Submitted to: Mycological Society of America
Publication Type: Abstract Only
Publication Acceptance Date: 4/2/2010
Publication Date: 6/25/2010
Citation: Olarte, R.A., Horn, B.W., Monacell, T., Stone, E., Carbone, I. 2010. Direct genetic evidence to support the presence of sexual recombination within the life cycle of Aspergillus flavus. Mycological Society of America.
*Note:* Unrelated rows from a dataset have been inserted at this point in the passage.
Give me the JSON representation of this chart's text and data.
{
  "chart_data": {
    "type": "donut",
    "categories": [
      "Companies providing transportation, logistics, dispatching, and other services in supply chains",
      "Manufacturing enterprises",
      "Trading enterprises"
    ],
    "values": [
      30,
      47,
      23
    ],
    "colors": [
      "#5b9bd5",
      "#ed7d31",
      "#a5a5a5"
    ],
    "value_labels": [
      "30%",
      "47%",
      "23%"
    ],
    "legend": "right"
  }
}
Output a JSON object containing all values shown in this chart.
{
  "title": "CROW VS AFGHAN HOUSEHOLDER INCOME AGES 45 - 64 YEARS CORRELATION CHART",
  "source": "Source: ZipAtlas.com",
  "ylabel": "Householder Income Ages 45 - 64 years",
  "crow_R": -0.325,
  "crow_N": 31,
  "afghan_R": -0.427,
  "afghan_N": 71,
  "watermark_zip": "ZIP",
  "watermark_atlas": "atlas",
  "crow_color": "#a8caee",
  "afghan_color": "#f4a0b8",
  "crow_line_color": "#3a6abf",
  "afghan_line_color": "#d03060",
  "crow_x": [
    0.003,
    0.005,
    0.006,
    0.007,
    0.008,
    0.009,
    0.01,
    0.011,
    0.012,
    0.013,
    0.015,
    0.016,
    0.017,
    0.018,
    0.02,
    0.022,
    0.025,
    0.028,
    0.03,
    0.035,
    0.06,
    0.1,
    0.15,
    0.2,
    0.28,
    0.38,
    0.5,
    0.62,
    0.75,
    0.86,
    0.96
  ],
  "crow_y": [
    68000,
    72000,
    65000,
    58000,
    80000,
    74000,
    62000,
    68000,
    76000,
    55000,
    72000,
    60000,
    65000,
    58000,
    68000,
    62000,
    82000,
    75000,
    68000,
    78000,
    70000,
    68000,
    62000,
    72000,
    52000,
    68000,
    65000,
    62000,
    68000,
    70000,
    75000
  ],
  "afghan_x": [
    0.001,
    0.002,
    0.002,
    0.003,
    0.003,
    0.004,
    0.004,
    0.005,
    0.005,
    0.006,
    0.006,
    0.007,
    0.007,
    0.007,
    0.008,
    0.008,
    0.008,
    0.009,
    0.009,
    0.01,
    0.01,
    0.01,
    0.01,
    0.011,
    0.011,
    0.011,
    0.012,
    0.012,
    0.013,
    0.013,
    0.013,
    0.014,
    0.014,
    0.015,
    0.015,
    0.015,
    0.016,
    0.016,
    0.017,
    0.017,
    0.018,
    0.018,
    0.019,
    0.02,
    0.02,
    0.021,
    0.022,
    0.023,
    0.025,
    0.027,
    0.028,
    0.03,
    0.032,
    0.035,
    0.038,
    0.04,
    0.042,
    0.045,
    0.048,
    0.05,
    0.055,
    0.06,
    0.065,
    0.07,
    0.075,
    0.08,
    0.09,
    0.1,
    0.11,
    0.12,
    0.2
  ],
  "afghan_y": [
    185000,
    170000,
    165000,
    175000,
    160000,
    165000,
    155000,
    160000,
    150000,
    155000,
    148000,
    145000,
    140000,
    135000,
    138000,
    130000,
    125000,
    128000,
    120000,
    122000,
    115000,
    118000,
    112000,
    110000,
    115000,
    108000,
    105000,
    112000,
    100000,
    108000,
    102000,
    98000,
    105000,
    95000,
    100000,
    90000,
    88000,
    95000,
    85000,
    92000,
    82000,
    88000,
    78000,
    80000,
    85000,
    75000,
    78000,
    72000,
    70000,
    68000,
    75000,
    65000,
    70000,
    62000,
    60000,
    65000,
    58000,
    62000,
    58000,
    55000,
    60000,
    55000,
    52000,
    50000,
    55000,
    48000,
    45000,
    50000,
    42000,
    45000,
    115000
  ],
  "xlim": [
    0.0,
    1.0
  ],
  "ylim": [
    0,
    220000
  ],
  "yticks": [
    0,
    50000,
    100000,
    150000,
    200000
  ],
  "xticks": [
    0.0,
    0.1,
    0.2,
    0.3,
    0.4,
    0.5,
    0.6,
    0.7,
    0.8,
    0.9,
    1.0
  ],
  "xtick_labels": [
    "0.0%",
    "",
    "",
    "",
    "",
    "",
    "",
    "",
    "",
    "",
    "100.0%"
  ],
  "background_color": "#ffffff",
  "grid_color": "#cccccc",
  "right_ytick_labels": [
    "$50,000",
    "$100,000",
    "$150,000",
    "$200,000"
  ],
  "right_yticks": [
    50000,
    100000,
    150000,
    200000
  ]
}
Interpretive Summary: none required.

Technical Abstract: Aspergillus flavus contaminates many important crops worldwide and is the major producer of aflatoxins, which are cancer-causing secondary metabolites. In the United States, mycotoxins have been estimated to cause agricultural losses totaling upwards of $1.4 billion annually, with aflatoxin contamination in peanut export worldwide potentially accounting for as much as $450 million. We recently described Petromyces flavus, the sexual state of A. flavus, from crosses between strains of the opposite mating type. Sexually compatible strains when crossed with one another varied greatly in their degree of fertility. We demonstrated that sexual reproduction in A. flavus is heterothallic and occurs between individuals belonging to different vegetative compatibility groups, which suggests that the vegetative compatibility system is not a barrier to gene flow. In the present study, we genetically examined the F1 offspring from several successful crosses. Linked loci within the aflatoxin gene cluster on chromosome 3 and unlinked loci on different chromosomes were analyzed to quantify gene flow. We present the first direct genetic evidence to support the occurrence of sexual recombination between compatible strains of A. flavus through the meiotic processes of independent assortment and crossing-over, both of which are likely to contribute to the maintenance and regeneration of the aflatoxigenic phenotype. Crossing-over can repair deleterious mutations in the aflatoxin cluster in recombinant offspring; alternatively, independent assortment of chromosome 3 can potentially restore aflatoxigenicity. Our experimental results are consistent with recent indirect inferences of recombination in nature. The locations of the crossover breakpoints within the aflatoxin cluster of the recombinant F1 progeny from our mating studies corroborate with those deduced from the genetic analysis of natural populations. Implications of recombination on mycotoxin heritability are currently under investigation.